La fabrication des Courtines : une affaire familiale :
Les "Courtineux", ceux qui vont fabriquer les courtines, sélectionnent les meilleures tiges pour la fabrication des nattes. Les javelles de roseaux de moindre qualité sont utilisées pour la couverture des écuries, des remises et des granges . Elles servent aussi de litière dans les étables.
La réalisation des courtines se fait généralement pendant les journées d'hiver. Le soir à la veillée, la famille au complet se consacre à cette activité. Ce travail à lieu dans la grande pièce de la maison.
La technique de fabrication se décompose en cinq phases : obier, fendre, ouvrir, torper, courtiner.
- Obier : cette opération consiste à couper les tiges de la longueur souhaitée, à les débarrasser de leurs plumeaux et à les nettoyer de leur moelle interne. C'est un travail simple, confié aux enfants qui sont assis sur le sol de terre battue. Les résidus sont ensuite entassés devant les maisons où ils se putréfient, pourrissent.
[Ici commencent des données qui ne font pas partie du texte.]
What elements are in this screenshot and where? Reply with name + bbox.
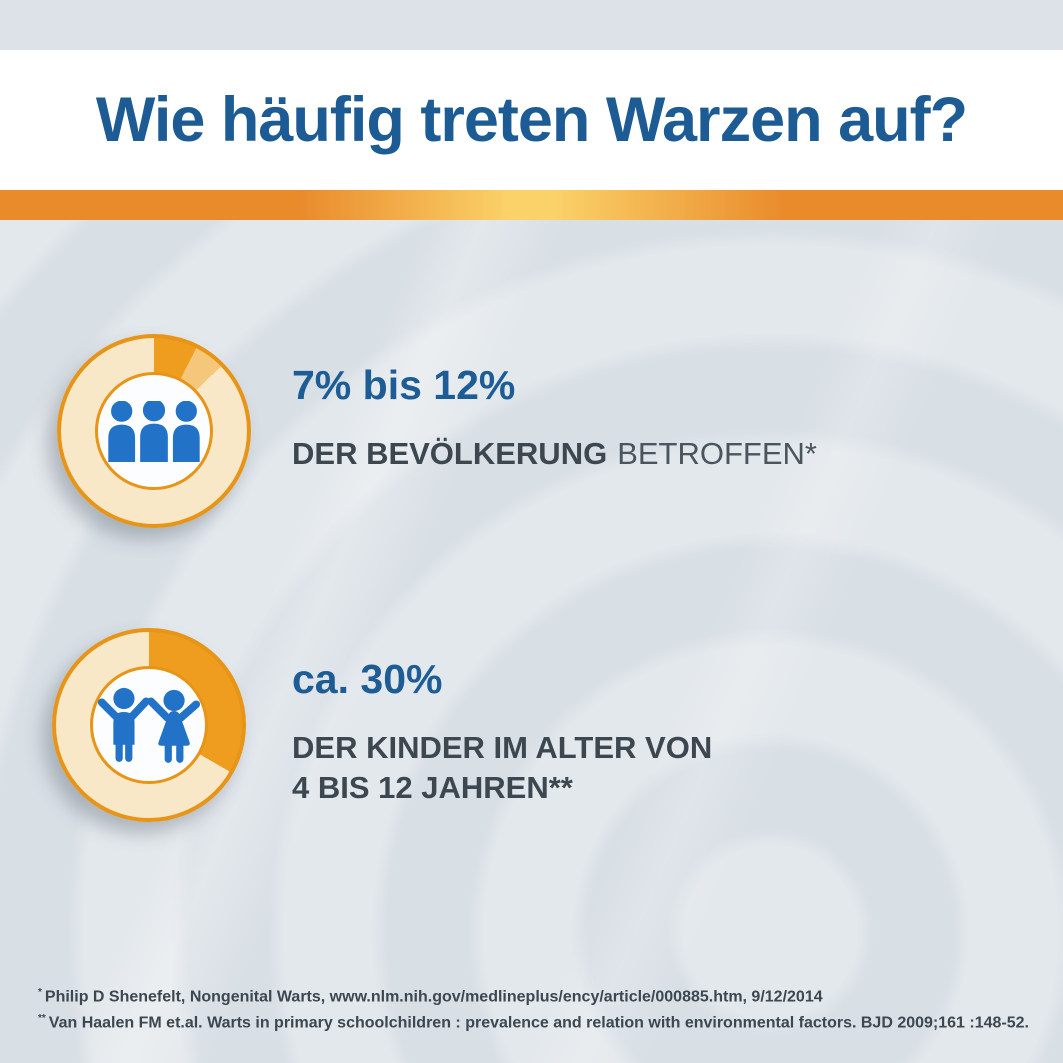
stat-value: 7% bis 12% (292, 362, 516, 408)
header: Wie häufig treten Warzen auf? (0, 50, 1063, 190)
footnote-1: * Philip D Shenefelt, Nongenital Warts, w… (38, 982, 1029, 1008)
stat-description: DER BEVÖLKERUNG BETROFFEN* (292, 434, 817, 474)
donut-chart-population (57, 334, 251, 528)
stat-description-line2: 4 BIS 12 JAHREN** (292, 770, 573, 805)
footnote-2-text: Van Haalen FM et.al. Warts in primary sc… (48, 1014, 1029, 1032)
stat-block-children: ca. 30% DER KINDER IM ALTER VON 4 BIS 12… (292, 658, 712, 808)
footnote-1-text: Philip D Shenefelt, Nongenital Warts, ww… (44, 988, 823, 1006)
page-title: Wie häufig treten Warzen auf? (95, 85, 968, 155)
donut-chart-children (52, 628, 246, 822)
children-icon (97, 687, 201, 763)
group-icon (108, 400, 200, 462)
footnote-2: ** Van Haalen FM et.al. Warts in primary … (38, 1008, 1029, 1034)
donut-inner-circle (95, 372, 213, 490)
footnotes: * Philip D Shenefelt, Nongenital Warts, w… (38, 982, 1029, 1035)
footnote-2-marker: ** (38, 1013, 46, 1025)
top-strip (0, 0, 1063, 50)
stat-description-regular: BETROFFEN* (617, 436, 817, 471)
stat-description-bold: DER BEVÖLKERUNG (292, 436, 608, 471)
stat-value: ca. 30% (292, 656, 443, 702)
stat-description: DER KINDER IM ALTER VON 4 BIS 12 JAHREN*… (292, 728, 712, 808)
donut-inner-circle (90, 666, 208, 784)
footnote-1-marker: * (38, 987, 42, 998)
stat-description-line1: DER KINDER IM ALTER VON (292, 730, 713, 765)
stat-block-population: 7% bis 12% DER BEVÖLKERUNG BETROFFEN* (292, 364, 817, 474)
accent-bar (0, 190, 1063, 220)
- Fendre, après le roseau obié, il faut le fendre sur toute sa longueur. Pour cela, on utilise un outil appelé : "fandouère". Il est composé d'une petite lame d'acier triangulaire, courte et effilée, fixée dans un manche de bois.
Le courtineux tient le roseau de la main gauche dont les extrémités du pouce et de l'index sont protégées par une douille de métal appelée doigteau et pouzeteau, et avec le fandouère dans la main droite, il fait courir la lame dans la longue tige.
- Ouvrir. Plusieurs solutions peuvent être envisagées mais, vraisemblablement , ceux qui en font maintenant pour les démonstrations dans les fêtes de vieux métiers procèdent ainsi : ouvrir le végétal préalablement fendu avec le pouzier (tige ronde en acier qui recouvre complètement le majeur de la main gauche), puis racler l'intérieur de la tige pour éliminer le duvet blanchâtre et les noeuds. Ensuite, avec l'autre main qui tient un maillet de bois rond, on applatit la zone que l'outil métallique vient d'écarter. On obtient alors une lamelle de bois dur.
- Torper : maintenant il faut écraser les lamelles pour les assouplir. C'est une étape que préfèrent les enfants. On réunit côte à côte tous les roseaux au milieu de la grande pièce. Chaussés de leurs sabots de bois, ils sautent et dansent sur les végétaux comme leurs parents font pour les vendanges. Les lamelles, devenues souples par distension des fibres, sont prêtes pour la dernière phase.
- Courtiner : c'était là le travail réservé aux femmes, car il s'agissait du tressage de la natte. C'est cette opération qui a donné son nom au produit. Les courtineuses réunissaient trois bandes de roseaux qu'elles croisaient alternativement jusqu'à l'obtention du dessin géométrique désiré. Une fois le tressage terminé, elles égalisaient les quatre côtés en coupant ce qui dépassait. La courtine était alors finie. Ce qui était le plus pénible pour les femmes à cette époque-là, c'était la position accroupie qu'elles devaient conserver de longues heures.